The survey was prepared by the Midwest Pharmacy Workforce Research Consortium and posted online at the American Association of Colleges of Pharmacy website. There, both the executive summary and the full survey results are available. This is the second of two blog posts examining the survey; to read the first blog post click here.
Independent community pharmacists and their patients may be interested in the following findings:
- Seventy-five percent of pharmacists in independent community pharmacy settings expressed satisfaction with their jobs, compared to 46 percent in chains and 49 percent in mass merchandisers. Compared to the 2000 survey results, the independent pharmacists’ job satisfaction essentially held steady, whereas that of pharmacists in the other two settings mentioned above declined markedly, from 59 and 61 percent, respectively, to their current levels.
- Approximately half of pharmacists in chain (46 percent) and mass merchant (51 percent) settings reported that their current pharmacy workload had a “negative” or “very negative” impact on the quality of care provided to patients. Only 13 percent of independent pharmacists agreed with that statement.
- In terms of job stress, some independent community pharmacists (38 percent) cited “doing excessive paperwork” as a problem; whereas a majority of pharmacists in chain and mass merchant settings said “having to meet quotas” and “not being staffed with an adequate number of technicians” were both sources of high levels of stress.
Of course pharmacists in settings outside of independent pharmacies are committed to helping their patients. But these numbers do speak to the differences between practice environments and the advantages of independent community pharmacies.

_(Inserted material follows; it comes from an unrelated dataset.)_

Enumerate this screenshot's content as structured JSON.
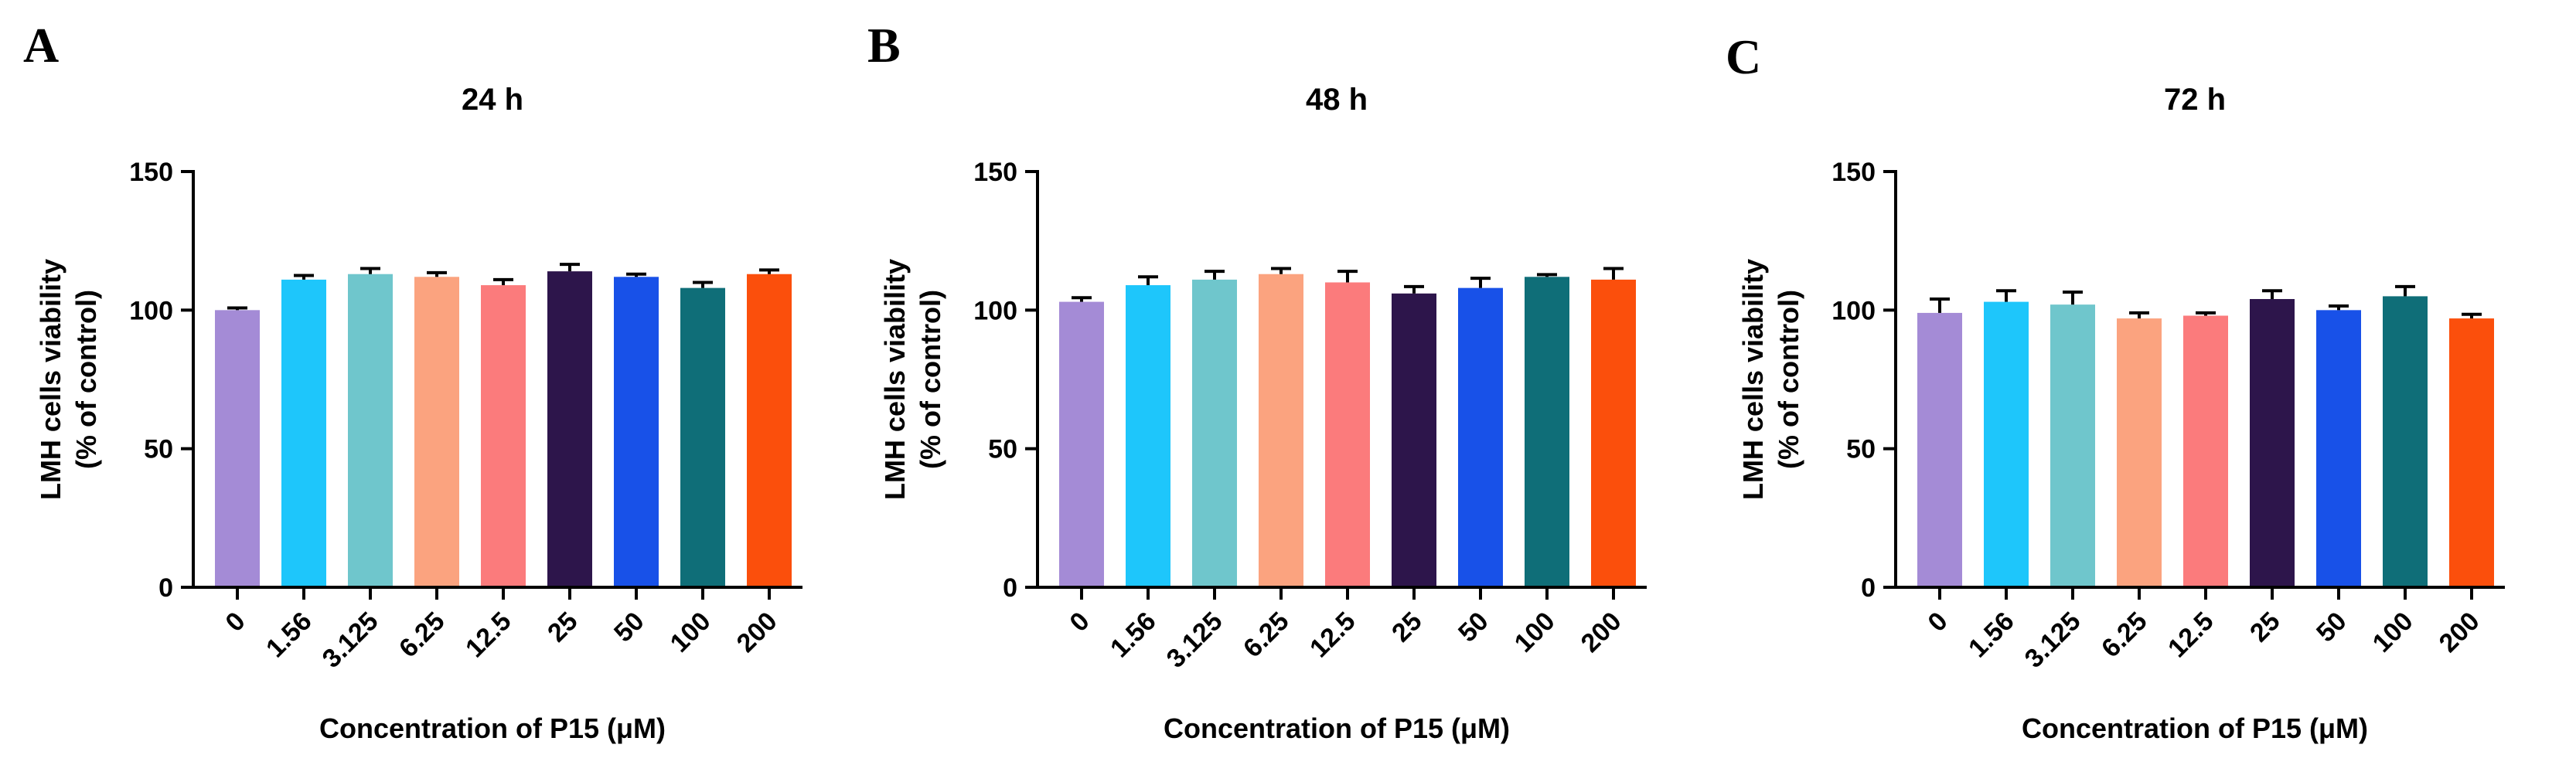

More broadly, the survey’s organizers noted that the findings “suggest that we are living in dynamic times as a health profession”; that “more pharmacists are reporting their pharmacies are providing direct patient care services”; and that “Pharmacists in 2014 have the highest level of commitment to the profession seen in the past 15 years. The increase in services and new roles has led to more job stress and dissatisfaction for pharmacy practitioners.”